CUARTO.- En aplicación de esta doctrina, el motivo debe ser desestimado por las siguientes razones:

1.ª) En el presente caso es un hecho probado que el contrato se resolvió por incumplimiento de la parte compradora, que ni siquiera cumplió sus obligaciones tras el aplazamiento en la entrega al que accedió la vendedora con la esperanza de que el contrato se cumpliera. Y también se ha considerado acreditado (fundamento de derecho tercero de la sentencia recurrida) que esa dilación provocó que en el momento de resolverse el contrato por causa solo imputable a los compradores la vivienda valiera un 40% menos en comparación con los precios vigentes a la fecha de celebración del contrato (2006). Esta depreciación a partir de un precio de venta de 213.500 euros supone un perjuicio económico que se puede cuantificar en la suma de 85.400 euros, notoriamente superior -más del doble- al importe total de las cantidades anticipadas por los compradores (42.700 euros).

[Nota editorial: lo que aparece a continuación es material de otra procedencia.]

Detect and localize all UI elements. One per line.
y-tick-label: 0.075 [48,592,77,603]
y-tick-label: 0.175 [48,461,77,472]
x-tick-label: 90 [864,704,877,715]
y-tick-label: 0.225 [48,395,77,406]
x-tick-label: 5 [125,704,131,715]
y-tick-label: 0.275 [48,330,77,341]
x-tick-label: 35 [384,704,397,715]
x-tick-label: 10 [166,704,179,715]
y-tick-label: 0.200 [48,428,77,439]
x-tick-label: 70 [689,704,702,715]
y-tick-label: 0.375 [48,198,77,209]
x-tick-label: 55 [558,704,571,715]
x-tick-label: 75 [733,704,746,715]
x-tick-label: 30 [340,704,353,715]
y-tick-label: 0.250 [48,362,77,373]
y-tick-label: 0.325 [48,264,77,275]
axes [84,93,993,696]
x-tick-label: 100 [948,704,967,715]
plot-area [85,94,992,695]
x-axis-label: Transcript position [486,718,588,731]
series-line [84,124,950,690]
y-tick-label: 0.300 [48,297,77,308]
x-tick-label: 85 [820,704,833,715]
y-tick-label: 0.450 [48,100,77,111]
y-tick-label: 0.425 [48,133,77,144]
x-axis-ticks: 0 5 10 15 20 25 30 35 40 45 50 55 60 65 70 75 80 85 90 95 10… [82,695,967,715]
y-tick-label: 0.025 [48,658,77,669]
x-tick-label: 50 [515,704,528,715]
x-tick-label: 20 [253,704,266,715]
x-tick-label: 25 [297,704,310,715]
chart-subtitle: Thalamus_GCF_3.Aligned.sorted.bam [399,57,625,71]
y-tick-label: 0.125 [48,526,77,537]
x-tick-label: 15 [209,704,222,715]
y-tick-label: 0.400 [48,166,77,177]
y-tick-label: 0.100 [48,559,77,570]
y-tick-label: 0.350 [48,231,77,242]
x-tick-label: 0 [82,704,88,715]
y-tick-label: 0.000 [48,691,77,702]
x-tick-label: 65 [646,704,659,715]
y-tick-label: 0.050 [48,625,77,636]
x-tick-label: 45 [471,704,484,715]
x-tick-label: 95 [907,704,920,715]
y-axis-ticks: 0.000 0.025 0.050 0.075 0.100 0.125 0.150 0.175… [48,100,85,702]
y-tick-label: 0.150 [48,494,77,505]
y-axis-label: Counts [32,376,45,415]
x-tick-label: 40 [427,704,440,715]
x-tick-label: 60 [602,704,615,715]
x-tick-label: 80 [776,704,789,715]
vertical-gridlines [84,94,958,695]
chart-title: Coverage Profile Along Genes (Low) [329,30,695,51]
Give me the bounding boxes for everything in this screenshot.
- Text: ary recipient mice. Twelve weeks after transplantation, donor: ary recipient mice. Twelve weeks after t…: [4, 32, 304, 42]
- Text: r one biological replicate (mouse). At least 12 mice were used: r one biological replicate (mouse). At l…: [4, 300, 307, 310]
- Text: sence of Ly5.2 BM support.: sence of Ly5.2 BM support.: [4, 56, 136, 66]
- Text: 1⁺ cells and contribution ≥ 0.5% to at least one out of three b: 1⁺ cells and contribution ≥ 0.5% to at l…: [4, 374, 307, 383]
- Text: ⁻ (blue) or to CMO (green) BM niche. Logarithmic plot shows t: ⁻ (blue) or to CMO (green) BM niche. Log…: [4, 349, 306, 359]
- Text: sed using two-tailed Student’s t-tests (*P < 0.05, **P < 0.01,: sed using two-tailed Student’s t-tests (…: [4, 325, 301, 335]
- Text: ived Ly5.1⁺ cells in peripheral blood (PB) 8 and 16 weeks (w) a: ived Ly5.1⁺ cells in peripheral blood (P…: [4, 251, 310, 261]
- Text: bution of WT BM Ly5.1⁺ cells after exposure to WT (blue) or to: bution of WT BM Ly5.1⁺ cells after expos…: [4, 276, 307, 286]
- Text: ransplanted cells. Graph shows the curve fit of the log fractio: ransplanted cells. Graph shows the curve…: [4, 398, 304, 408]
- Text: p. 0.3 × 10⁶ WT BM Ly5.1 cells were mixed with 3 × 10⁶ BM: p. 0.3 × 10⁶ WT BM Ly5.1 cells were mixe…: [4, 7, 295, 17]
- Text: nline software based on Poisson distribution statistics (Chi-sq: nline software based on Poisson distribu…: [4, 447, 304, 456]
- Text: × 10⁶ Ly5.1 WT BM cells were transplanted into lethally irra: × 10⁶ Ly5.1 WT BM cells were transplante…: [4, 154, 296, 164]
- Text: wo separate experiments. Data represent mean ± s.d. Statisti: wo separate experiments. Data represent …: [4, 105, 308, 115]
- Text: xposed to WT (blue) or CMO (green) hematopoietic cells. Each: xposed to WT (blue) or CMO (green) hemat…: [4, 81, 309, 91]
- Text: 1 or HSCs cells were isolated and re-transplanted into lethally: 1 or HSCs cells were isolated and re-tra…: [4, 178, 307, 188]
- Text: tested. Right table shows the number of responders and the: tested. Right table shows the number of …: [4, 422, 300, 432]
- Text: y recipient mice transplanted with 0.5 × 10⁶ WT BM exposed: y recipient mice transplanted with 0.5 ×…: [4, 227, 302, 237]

2.ª) Tampoco desde la perspectiva de la previsión general del art. 10 bis de la Ley General para la Defensa de los Consumidores y Usuarios resulta la pretendida abusividad de la cláusula litigiosa. Como en el caso analizado por esta Sala, por ejemplo, en STS de 15 de abril de 2014 , el incumplimiento resolutorio previsto afectaba a la consumación del contrato de compraventa ya perfeccionado y cuya ejecución había sido iniciada. Ya se ha dicho que el control de abusividad debe partir de que, en abstracto, existen razones que pueden justificar que se dé un distinto tratamiento contractual al incumplimiento del comprador y al del vendedor, como las que menciona la sentencia recurrida referentes a que el vendedor en este caso asumió el riesgo de construir la vivienda contando con el compromiso de pago total del precio una vez terminada (lo que no tuvo lugar) y a que también asumió los gastos derivados del otorgamiento de aval para garantizar las restitución de las sumas anticipadas a cuenta, así como los gastos de comercialización e hipoteca y los derivados del pago de intereses durante un tiempo que excedió del previsto en el contrato en atención al aplazamiento de la entrega. Además, aunque ciertamente no consta que la parte vendedora propusiera ni practicara prueba sobre la existencia y cuantía concreta de los daños y perjuicios ocasionados por el incumplimiento de los compradores, no puede obviarse que la vivienda aún no había sido vendida cuando se dictó la sentencia de apelación y que a esa fecha, como se dijo, su valor era un 40% inferior al precio de venta pactado, hecho no discutido por la parte compradora, que además admitió en todo momento que su incumplimiento daba derecho a la parte vendedora a pedir el resarcimiento de los daños y perjuicios que trajeran causa del mismo. Que el precio de venta a un tercero supusiera para la vendedora, como mínimo, una pérdida de dos quintas partes del precio inicial que tenía derecho a obtener según el contrato incumplido, es decir, más del doble respecto de la suma total de las sumas anticipadas, lleva a concluir que fue acertada la decisión contenida en la sentencia recurrida de considerar que la indemnización resultante de la aplicación de la cláusula penal era proporcionada a la cuantía de los daños y perjuicios sufridos efectivamente por Fortius.